There's this old theory from Samuel Benner, an Ohio farmer back in the 1800s, who basically mapped out economic cycles by studying historical data. In 1875, he published his findings on periods when to make money, and honestly, the framework is wild. He identified three distinct phases that keep repeating: panic years, prosperity years, and buying opportunity years.

So here's the structure. You've got what he called panic years - these are the crash periods when everything gets shaky. The historical ones he noted: 1927, 1945, 1965, 1981, 1999, 2019, and then projected forward to 2035 and 2053. The interval between these tends to be 16-18 years. During these periods, you don't want to be holding bags.

Then there are the prosperity cycles - the years of good times and high prices. These are your selling windows: 1926, 1935, 1945, 1955, 1962, 1972, 1980, 1989, 1998, 2007, 2016, 2026... and that's interesting because we're literally in one of these right now. The theory says these are peak times to unload your positions and lock in profits. The projected years continue through 2035, 2043, 2052.

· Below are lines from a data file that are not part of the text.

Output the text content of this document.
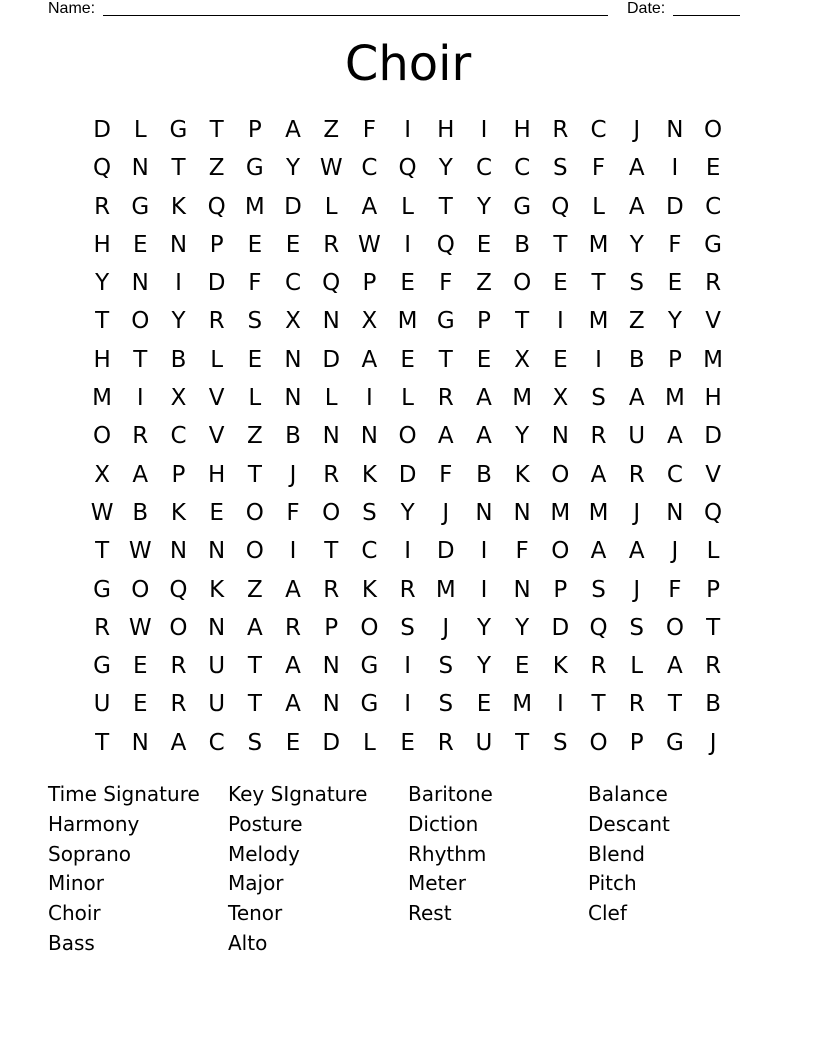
Name:	Date:
Choir
D L G T	P	A Z	F	I	H	I	H R C	J	N O
Q N T	Z G Y W C Q Y	C C S	F	A	I	E
R G K Q M D L	A	L	T	Y G Q L	A D C
H E N P	E	E R W	I	Q E	B	T M Y	F G
Y N	I	D F	C Q P	E	F	Z O E	T	S	E R
T O Y	R S	X N X M G P	T	I	M Z	Y	V
H T	B	L	E N D A	E	T	E	X	E	I	B	P M
M	I	X V	L	N	L	I	L	R A M X	S	A M H
O R C V Z B N N O A A	Y N R U A D
X A	P H T	J	R K D F	B K O A R C V
W B K	E O F O S	Y	J	N N M M	J	N Q
T W N N O	I	T	C	I	D	I	F O A A	J	L
G O Q K Z A R K R M	I	N P	S	J	F	P
R W O N A R	P O S	J	Y	Y D Q S O T
G E R U T	A N G	I	S	Y	E	K R	L	A R
U E R U T	A N G	I	S	E M	I	T	R	T	B
T N A C S	E D L	E R U T	S O P G	J
Time Signature	Key SIgnature	Baritone	Balance
Harmony	Posture	Diction	Descant
Soprano	Melody	Rhythm	Blend
Minor	Major	Meter	Pitch
Choir	Tenor	Rest	Clef
Bass	Alto
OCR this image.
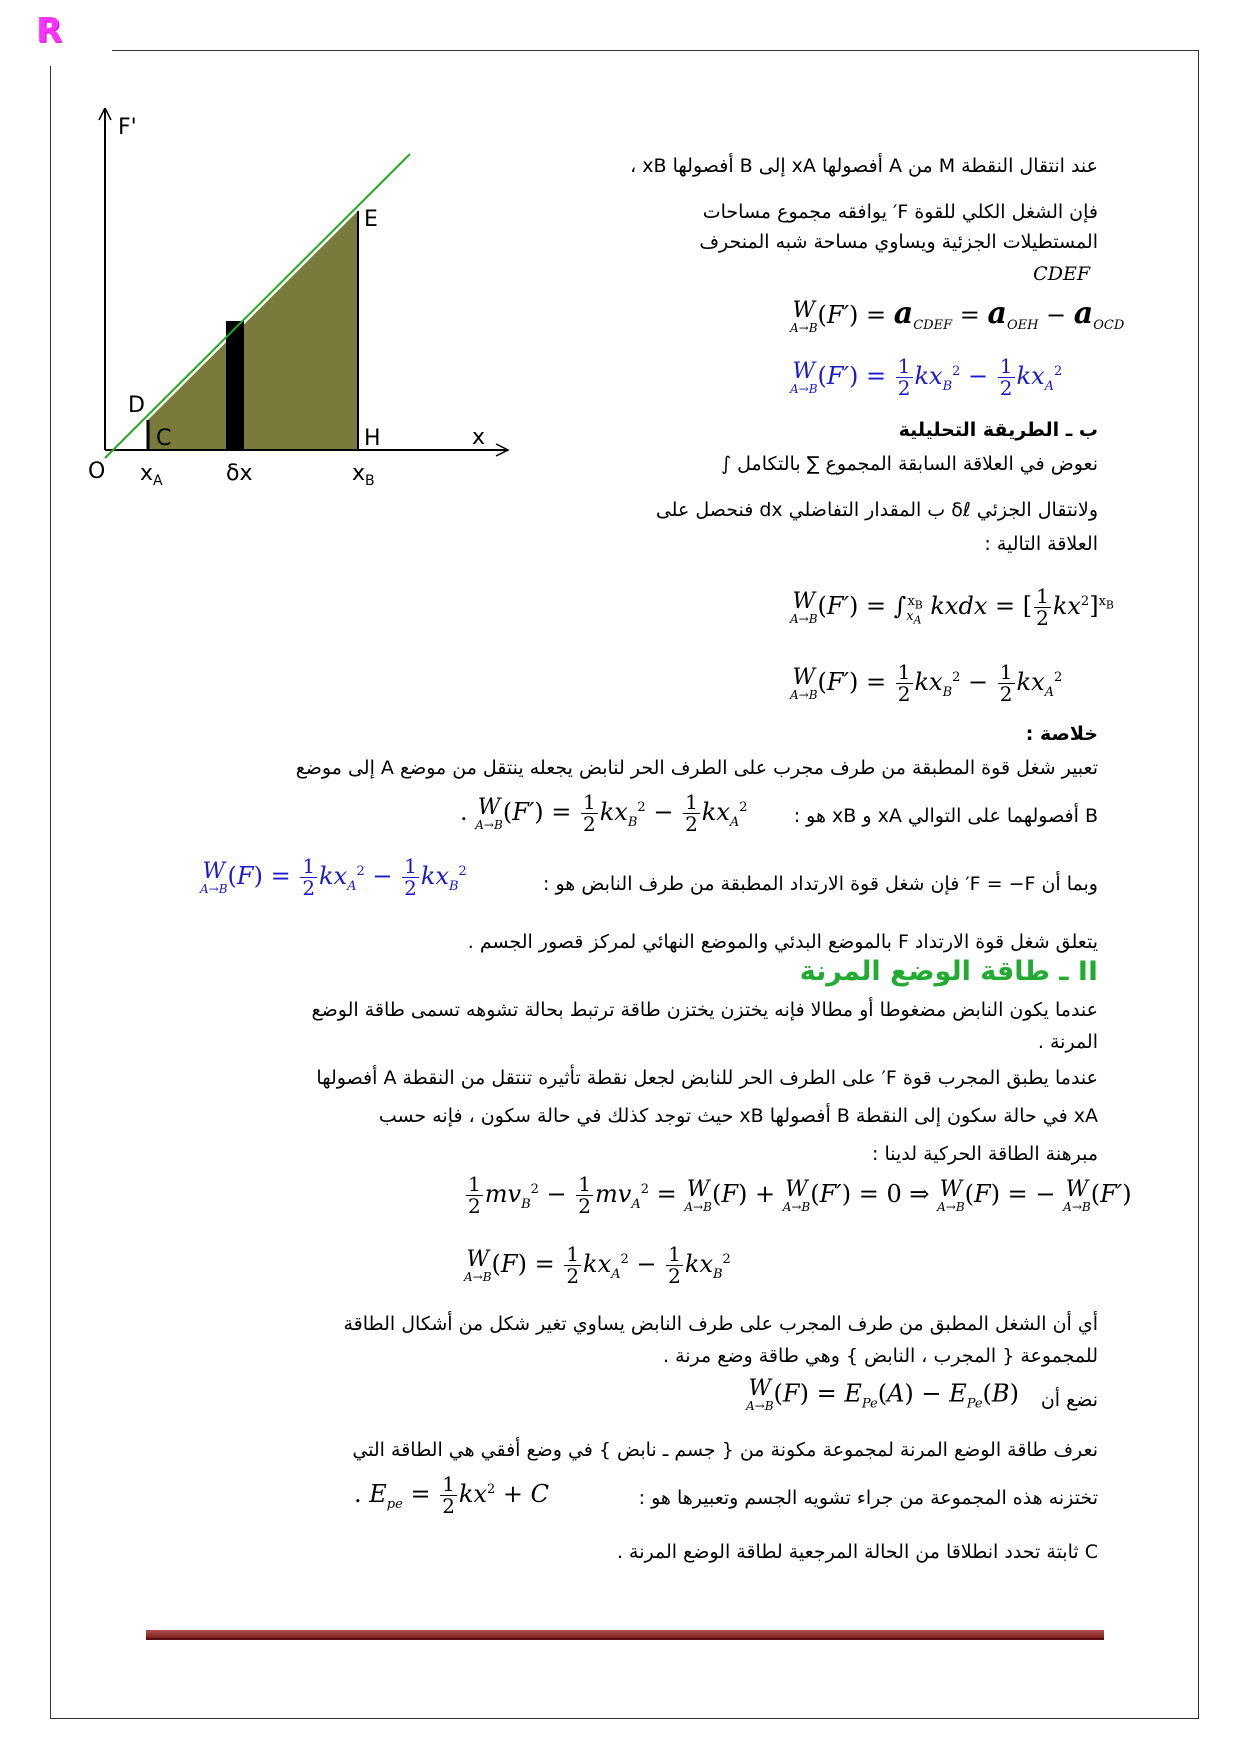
R
F'
x
O
C
D
E
H
$x_A$	δx	$x_B$
عند انتقال النقطة M من A أفصولها xA إلى B أفصولها xB ،
فإن الشغل الكلي للقوة F′ يوافقه مجموع مساحات
المستطيلات الجزئية ويساوي مساحة شبه المنحرف
CDEF
W
A→B $(F') = a_{CDEF} = a_{OEH} - a_{OCD}$
W
A→B $(F') = \frac{1}{2} kx_B^2 - \frac{1}{2} kx_A^2$
ب ـ الطريقة التحليلية
نعوض في العلاقة السابقة المجموع ∑ بالتكامل ∫
ولانتقال الجزئي δℓ ب المقدار التفاضلي dx فنحصل على
العلاقة التالية :
W
A→B $(F') = \int_{x_A}^{x_B}$ kxdx = [ $\frac{1}{2} kx^2]^{x_B}$
W
A→B $(F') = \frac{1}{2} kx_B^2 - \frac{1}{2} kx_A^2$
خلاصة :
تعبير شغل قوة المطبقة من طرف مجرب على الطرف الحر لنابض يجعله ينتقل من موضع A إلى موضع
B أفصولهما على التوالي xA و xB هو :
. W
A→B $(F') = \frac{1}{2} kx_B^2 - \frac{1}{2} kx_A^2$
وبما أن F = −F′ فإن شغل قوة الارتداد المطبقة من طرف النابض هو :
W
A→B $(F) = \frac{1}{2} kx_A^2 - \frac{1}{2} kx_B^2$
يتعلق شغل قوة الارتداد F بالموضع البدئي والموضع النهائي لمركز قصور الجسم .
II ـ طاقة الوضع المرنة
عندما يكون النابض مضغوطا أو مطالا فإنه يختزن يختزن طاقة ترتبط بحالة تشوهه تسمى طاقة الوضع
المرنة .
عندما يطبق المجرب قوة F′ على الطرف الحر للنابض لجعل نقطة تأثيره تنتقل من النقطة A أفصولها
xA في حالة سكون إلى النقطة B أفصولها xB حيث توجد كذلك في حالة سكون ، فإنه حسب
مبرهنة الطاقة الحركية لدينا :
$\frac{1}{2} mv_B^2 - \frac{1}{2} mv_A^2 = W$
A→B (F) + W
A→B (F′) = 0 ⇒ W
A→B (F) = − W
A→B (F′)
W
A→B $(F) = \frac{1}{2} kx_A^2 - \frac{1}{2} kx_B^2$
أي أن الشغل المطبق من طرف المجرب على طرف النابض يساوي تغير شكل من أشكال الطاقة
للمجموعة { المجرب ، النابض } وهي طاقة وضع مرنة .
نضع أن
W
A→B $(F) = E_{Pe}(A) - E_{Pe}(B)$
نعرف طاقة الوضع المرنة لمجموعة مكونة من { جسم ـ نابض } في وضع أفقي هي الطاقة التي
تختزنه هذه المجموعة من جراء تشويه الجسم وتعبيرها هو :
. $E_{pe} = \frac{1}{2} kx^2 + C$
C ثابتة تحدد انطلاقا من الحالة المرجعية لطاقة الوضع المرنة .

What's really intriguing is the third layer - the buying opportunity years. These are the low-price periods when smart money accumulates: 1924, 1931, 1942, 1951, 1958, 1969, 1978, 1985, 1995, 2006, 2011, 2023, 2030, 2041, 2050, 2059. Notice 2023 just passed? That was supposed to be a major buying window. The cycle roughly repeats every 7-10 years for these dips.

The practical playbook Benner outlined was simple but elegant: buy during the low-price years (C), hold through the prosperity phase (B), then sell before or during the panic years (A). It's basically a macro timing framework that keeps repeating.

What caught my attention is the convergence point. Look at 2035 - it shows up in both the panic column AND the prosperity column. That's a potential inflection point. Could signal a peak followed by a sharp correction.

Obviously, this is historical theory, not a guarantee. But the fact that these cycles have held up reasonably well across centuries makes you think about the bigger picture. We're currently in what the model would call a prosperity window (2026), which historically has been when you want to be thinking about taking profits or at least protecting positions.

If the pattern holds, the next major buying periods would be around 2030, and then you'd want to be cautious heading into the 2035 window. The whole point of tracking these periods when to make money is understanding where we are in the macro cycle, not trying to time every little move.

Worth keeping this framework in mind when you're thinking about your longer-term strategy.